For some reason, one genre becomes a ruse for the other here. The film tries to be oversmart by presenting itself as a supernatural thriller, only to reveal that the truth is far more ordinary (and mediocre). Usually, we see a few scenes or characters that are red herrings to outwit the viewer. Here, the entire film is a red herring. It goes to great and foolish lengths to play out in spooky designs. The deafening sound effects aside, the narrative pretends painfully hard to be a paranormal ride. 

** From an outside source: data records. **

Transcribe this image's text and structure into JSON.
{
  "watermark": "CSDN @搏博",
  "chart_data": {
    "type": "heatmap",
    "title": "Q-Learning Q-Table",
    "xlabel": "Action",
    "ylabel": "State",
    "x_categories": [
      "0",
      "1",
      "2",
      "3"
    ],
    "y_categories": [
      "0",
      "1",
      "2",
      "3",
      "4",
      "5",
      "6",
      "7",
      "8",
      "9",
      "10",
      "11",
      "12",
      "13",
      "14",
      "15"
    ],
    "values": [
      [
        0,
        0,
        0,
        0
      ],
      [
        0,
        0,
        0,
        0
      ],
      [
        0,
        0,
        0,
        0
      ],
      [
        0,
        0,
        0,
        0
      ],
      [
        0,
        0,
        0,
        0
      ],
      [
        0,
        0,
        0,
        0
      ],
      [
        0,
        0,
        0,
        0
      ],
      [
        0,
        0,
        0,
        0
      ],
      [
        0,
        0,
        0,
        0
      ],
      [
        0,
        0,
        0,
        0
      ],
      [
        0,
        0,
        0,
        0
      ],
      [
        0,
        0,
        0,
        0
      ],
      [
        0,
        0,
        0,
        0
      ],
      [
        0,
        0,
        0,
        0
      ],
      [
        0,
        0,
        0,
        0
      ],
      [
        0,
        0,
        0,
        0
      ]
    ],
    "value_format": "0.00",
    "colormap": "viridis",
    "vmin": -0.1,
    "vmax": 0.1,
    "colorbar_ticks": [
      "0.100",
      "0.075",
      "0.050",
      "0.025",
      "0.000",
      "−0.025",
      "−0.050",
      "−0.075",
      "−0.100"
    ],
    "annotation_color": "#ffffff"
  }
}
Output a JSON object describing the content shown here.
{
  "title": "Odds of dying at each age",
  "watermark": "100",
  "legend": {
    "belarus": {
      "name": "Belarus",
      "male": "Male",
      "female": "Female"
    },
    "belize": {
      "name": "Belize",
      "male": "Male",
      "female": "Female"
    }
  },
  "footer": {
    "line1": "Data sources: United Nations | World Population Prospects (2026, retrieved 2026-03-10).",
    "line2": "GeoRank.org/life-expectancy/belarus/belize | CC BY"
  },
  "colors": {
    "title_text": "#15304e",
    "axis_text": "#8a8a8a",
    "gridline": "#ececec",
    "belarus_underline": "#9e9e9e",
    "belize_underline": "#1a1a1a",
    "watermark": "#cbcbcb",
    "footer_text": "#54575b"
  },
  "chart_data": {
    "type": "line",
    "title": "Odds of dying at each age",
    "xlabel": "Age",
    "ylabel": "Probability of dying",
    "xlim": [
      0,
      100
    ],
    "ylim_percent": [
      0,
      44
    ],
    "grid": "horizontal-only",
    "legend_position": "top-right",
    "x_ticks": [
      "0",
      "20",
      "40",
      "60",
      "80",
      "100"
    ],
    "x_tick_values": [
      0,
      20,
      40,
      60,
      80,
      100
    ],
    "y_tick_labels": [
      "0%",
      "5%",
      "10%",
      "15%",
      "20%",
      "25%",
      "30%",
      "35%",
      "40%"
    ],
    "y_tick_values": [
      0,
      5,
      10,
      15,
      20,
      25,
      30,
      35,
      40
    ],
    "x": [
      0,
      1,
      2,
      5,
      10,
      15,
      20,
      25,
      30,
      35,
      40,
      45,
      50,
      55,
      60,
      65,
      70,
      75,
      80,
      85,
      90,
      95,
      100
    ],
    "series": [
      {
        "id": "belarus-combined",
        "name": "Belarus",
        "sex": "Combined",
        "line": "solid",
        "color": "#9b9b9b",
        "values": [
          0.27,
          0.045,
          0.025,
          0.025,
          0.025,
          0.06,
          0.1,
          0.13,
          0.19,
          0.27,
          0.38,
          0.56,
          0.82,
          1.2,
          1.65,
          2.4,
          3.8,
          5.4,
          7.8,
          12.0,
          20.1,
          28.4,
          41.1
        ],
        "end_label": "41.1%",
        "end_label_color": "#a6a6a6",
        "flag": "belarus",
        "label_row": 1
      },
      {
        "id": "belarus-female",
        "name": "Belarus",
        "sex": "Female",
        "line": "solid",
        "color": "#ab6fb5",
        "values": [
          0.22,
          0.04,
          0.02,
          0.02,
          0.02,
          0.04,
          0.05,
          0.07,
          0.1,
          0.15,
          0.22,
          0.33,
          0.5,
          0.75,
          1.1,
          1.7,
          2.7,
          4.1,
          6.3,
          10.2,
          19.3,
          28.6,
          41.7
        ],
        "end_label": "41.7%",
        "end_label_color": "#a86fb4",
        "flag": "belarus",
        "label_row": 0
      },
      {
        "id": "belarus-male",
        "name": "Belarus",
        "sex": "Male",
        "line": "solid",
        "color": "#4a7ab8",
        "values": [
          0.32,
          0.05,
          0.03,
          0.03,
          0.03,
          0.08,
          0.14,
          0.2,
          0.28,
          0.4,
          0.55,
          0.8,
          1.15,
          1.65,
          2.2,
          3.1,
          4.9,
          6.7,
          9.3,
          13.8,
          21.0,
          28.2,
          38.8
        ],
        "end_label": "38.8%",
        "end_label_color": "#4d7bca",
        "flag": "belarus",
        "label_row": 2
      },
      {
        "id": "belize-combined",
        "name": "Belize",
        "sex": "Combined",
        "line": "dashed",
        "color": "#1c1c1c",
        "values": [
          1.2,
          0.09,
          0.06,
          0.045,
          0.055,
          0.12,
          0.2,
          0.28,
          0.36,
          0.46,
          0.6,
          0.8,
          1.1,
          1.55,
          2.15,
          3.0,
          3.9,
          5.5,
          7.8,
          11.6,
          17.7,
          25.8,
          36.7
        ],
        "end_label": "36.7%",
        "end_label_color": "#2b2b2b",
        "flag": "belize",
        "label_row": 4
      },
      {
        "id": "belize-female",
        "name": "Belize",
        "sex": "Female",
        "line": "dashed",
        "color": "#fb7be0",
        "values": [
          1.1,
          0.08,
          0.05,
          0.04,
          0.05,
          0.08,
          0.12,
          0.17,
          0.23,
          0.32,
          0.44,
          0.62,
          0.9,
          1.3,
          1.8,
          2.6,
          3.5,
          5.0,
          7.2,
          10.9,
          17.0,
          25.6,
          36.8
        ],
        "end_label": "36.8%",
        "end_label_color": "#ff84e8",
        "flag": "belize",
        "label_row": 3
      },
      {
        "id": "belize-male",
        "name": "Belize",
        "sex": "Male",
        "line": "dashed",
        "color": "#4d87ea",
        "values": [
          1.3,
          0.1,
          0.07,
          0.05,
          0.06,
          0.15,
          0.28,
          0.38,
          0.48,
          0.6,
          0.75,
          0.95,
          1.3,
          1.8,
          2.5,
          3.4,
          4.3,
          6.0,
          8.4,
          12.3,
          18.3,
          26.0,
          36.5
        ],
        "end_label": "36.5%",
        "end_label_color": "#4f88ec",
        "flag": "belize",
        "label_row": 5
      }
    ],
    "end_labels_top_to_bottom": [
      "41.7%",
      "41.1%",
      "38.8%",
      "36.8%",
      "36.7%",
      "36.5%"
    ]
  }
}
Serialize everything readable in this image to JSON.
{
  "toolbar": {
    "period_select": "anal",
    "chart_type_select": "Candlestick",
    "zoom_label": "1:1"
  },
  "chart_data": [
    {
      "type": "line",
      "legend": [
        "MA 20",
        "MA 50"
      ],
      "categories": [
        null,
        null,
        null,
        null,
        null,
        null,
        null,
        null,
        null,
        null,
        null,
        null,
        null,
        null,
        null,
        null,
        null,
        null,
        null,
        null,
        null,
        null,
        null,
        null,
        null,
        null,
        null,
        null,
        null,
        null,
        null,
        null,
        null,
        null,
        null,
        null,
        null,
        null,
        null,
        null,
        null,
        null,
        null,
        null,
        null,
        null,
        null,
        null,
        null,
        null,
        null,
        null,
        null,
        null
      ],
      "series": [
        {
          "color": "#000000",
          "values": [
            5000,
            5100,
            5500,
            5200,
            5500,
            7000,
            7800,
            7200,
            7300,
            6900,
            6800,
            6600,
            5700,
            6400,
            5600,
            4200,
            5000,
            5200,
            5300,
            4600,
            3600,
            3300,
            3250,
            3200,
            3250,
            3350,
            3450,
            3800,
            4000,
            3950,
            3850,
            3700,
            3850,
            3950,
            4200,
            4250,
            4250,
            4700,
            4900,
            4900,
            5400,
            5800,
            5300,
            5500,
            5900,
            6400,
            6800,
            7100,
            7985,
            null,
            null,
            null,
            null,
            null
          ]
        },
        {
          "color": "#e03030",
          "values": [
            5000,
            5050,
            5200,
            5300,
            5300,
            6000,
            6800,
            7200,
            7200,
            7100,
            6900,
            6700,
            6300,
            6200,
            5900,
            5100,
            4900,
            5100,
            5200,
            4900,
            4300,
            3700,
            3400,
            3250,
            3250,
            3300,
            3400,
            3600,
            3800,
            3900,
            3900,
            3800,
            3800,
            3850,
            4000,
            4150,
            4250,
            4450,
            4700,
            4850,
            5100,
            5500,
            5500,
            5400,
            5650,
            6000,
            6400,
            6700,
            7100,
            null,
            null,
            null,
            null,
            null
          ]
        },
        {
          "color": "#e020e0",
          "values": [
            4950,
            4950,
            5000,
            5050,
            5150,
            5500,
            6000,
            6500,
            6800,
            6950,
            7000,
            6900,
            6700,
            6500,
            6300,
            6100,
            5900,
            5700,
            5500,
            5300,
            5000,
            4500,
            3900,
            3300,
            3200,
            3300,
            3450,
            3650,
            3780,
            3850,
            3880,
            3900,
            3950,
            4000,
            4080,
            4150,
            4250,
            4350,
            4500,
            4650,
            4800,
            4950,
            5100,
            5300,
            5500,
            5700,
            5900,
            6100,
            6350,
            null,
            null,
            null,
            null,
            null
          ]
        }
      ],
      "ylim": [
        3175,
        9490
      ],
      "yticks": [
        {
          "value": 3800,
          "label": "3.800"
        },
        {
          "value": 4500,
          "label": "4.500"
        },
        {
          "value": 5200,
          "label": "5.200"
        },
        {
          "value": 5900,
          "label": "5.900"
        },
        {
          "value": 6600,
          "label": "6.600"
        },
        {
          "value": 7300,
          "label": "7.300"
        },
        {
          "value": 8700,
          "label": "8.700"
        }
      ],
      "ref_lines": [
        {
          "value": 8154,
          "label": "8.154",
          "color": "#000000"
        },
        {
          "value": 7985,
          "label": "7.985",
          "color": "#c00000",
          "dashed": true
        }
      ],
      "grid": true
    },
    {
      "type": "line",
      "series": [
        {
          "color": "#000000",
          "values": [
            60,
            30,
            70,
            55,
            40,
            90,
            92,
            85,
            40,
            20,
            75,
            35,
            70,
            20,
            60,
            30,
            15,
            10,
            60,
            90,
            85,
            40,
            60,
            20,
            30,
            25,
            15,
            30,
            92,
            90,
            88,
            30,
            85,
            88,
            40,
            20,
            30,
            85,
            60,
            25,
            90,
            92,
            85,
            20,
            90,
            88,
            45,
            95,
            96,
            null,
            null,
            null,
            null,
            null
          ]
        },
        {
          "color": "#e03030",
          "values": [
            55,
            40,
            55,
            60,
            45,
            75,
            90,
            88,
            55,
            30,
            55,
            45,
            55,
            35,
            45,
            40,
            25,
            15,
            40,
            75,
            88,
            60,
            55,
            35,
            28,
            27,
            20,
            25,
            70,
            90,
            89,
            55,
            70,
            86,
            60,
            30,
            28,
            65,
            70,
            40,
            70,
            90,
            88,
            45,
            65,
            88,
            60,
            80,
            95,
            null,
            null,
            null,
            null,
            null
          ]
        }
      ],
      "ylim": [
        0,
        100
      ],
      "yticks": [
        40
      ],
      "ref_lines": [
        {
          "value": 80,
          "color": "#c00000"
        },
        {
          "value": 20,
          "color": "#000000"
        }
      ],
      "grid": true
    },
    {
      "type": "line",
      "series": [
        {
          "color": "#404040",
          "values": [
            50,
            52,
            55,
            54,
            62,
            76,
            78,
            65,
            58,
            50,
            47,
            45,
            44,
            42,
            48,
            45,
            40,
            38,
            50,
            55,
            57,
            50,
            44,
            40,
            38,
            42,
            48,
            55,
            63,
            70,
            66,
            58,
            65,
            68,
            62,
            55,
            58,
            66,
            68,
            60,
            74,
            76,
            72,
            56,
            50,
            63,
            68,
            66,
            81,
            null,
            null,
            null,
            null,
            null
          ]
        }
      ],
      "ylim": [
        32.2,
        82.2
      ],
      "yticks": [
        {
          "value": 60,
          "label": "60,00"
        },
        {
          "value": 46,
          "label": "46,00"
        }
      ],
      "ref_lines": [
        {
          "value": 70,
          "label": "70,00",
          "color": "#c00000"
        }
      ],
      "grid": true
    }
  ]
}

For instance, there’s Radhika’s personal angle. Her mother casually mentions that she chats with her son’s spirit from time to time. A scene is specially inserted, where the obviously disturbed lady is seen serving dinner to an empty chair. There’s more. Some video footage shows one of the victims to be clearly possessed before killing himself. Radhika herself goes through an endless scene of terror in her apartment, where creaky doors and little-girl whispers and horny lights suggest that there’s an otherworldly presence. She also keeps hearing her dead brother’s voice calling out her name, and has a nightmare that features her waking up on the flyover with zombie-like figures. The only reason the viewer might get outwitted is because the revelation – the identity of the perpetrator – is too witless to comprehend. You can almost hear the film go “gotcha!” not to the confuddled viewer, but to itself. It’s a distinctly Zee5 issue, too, because some of the most harebrained twists in Hindi cinema have come from this platform in the last year alone. 

Alaya F in U Turn
Alaya F in U Turn

The sheer audacity to be this misleading is one thing; the awful execution is another. At one point in the beginning, we see a character riding his motorbike on the flyover. The staging is so poor that all the slow-moving motorists behind him look less like background figures and more like bike-gang goons dutifully following their leader in Ghulam (1998) or Josh (2000). Then there’s the introduction of Radhika as a ‘modern’ girl off the bat so that we suspect she’s complicit in this whole thing and deserves the rollercoaster journey. It’s presented like a millennial illness of sorts, where her carefree attitude to life – condoms, whisky and vodka are mentioned in the first exchange with her mother – is arguably what gets her into trouble. She smokes and speaks like the kind of character who is smoking and speaking to make a statement about how flimsy she is. When her chocolate-boy colleague (Aashim Gulati, better known as Salim from Taj: Divided by Blood) asks her if she’s ever gone steady, she replies that she’d rather chill in a friends-with-benefits-style arrangement. He then snuffs her advances for a post-date coffee, a moment that implies she needs romance and stability to be a happier woman. She watches him in admiration as he drives away, leaving her to look like a broken woman who’s asking for the horror that befalls her. Where have we heard that before?

This overselling is a classic trait of a regressive movie that’s too busy posing as a sermon on good and bad grief. In the end, however, the irony is almost too good to be true. Think about it. The film itself mirrors one of those shady offenders on the flyover – what with its illegal u-turn on tone, treatment and logic. Naturally, it dies a slow and painful death for being a bad boy.